Jullie lieten meteen een nieuwe wind waaien door het aanbod met artiesten als Boris Charmatz, Jérôme Bel, Emio Greco en Raimund Hoghe. Het aandeel presentaties tegenover eigen producties nam ook sterk toe.

Reyniers: "Als leden van een jongere generatie merkten wij dat jongere artiesten amper aan bod waren gekomen bij De Greef. Vandaar de nieuwe namen, naast de oude. Maar al denkt iedereen dat we een groot huis zijn, we beschikken slechts over een beperkt budget en producties kosten handenvol geld.

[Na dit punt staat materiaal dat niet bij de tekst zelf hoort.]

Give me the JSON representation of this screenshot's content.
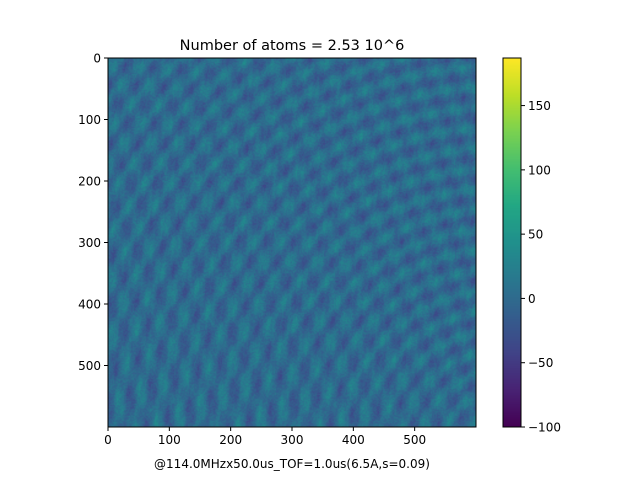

"Bovendien hadden we de verantwoordelijkheid om twee zalen te bespelen. We moesten en wilden het aantal voorstellingen gevoelig opdrijven en veel meer publiek aantrekken. Zo kwam de klemtoon op gastvoorstellingen te liggen. We hebben geleidelijk geleerd hoe we dat konden verzoenen met onze traditie als producent. We produceren slechts af en toe, maar werken wel creatiegericht. Dat wil zeggen: we stellen onze middelen en knowhow vaak ter beschikking van artiesten en we coproduceren vaak. Die werkwijze strookt ook beter met hoe artiesten op dit ogenblik het creatieproces opvatten. Ze werken liever met een eigen structuur. Per project zoeken ze dan ondersteuning en middelen.

"We leerden ook dat je pas een ruimer publiek kunt bereiken door langere speelreeksen en hernemingen. Aficionado's willen natuurlijk de première zien, maar het brede publiek komt pas als het hoort dat het de moeite is, bij hernemingen dus. Evenementen bleken een ander probaat middel om nieuw publiek aan te boren. De Lange Nacht van de Dans of het Komediefestival zijn daar schoolvoorbeelden van."

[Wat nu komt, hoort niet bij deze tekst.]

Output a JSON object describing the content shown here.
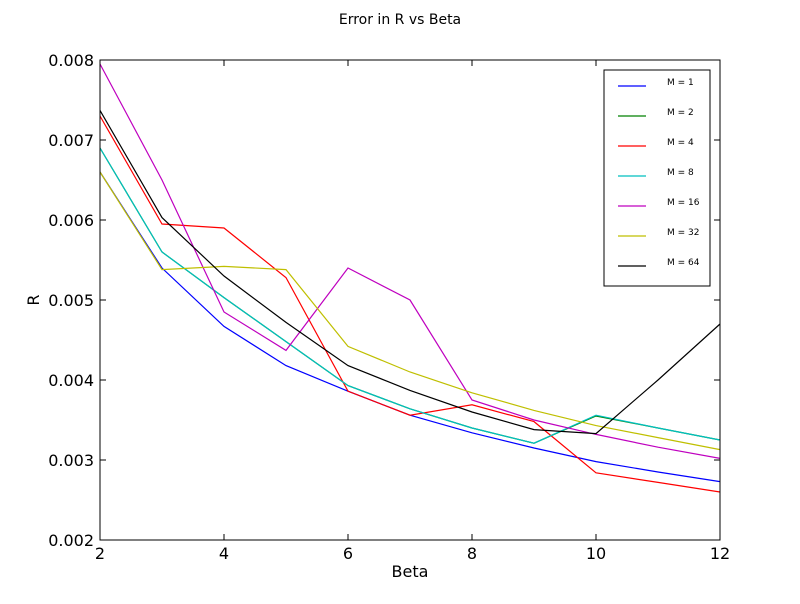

Die Lange Nacht werpt een brede blik op mogelijke dansvormen: van volksdans over hiphop tot 'ernstige' hedendaagse dans. Jullie gaan met de B-Boy Battle zelfs de sociaal-artistieke toer op. Toch verbindt men jullie hardnekkig met moeilijk, elitair theater.

"We plaatsen hedendaagse dans naast hiphop en breakdance omdat je ze niet als tegengestelden kunt zien. Wederzijds is er vaak een sterke beïnvloeding. Wie ons elitair noemt, zette hier nog nooit een voet in huis. We kiezen wel resoluut voor theater waarin vorm en inhoud samen ontstaan. Theatermakers grijpen te vaak terug naar beproefde vormen om nieuwe gedachten te vertellen. Maar vragen die zo gesteld worden zijn vaak slechts schijnbaar nieuw. Zo haal je de weerhaakjes uit het werk.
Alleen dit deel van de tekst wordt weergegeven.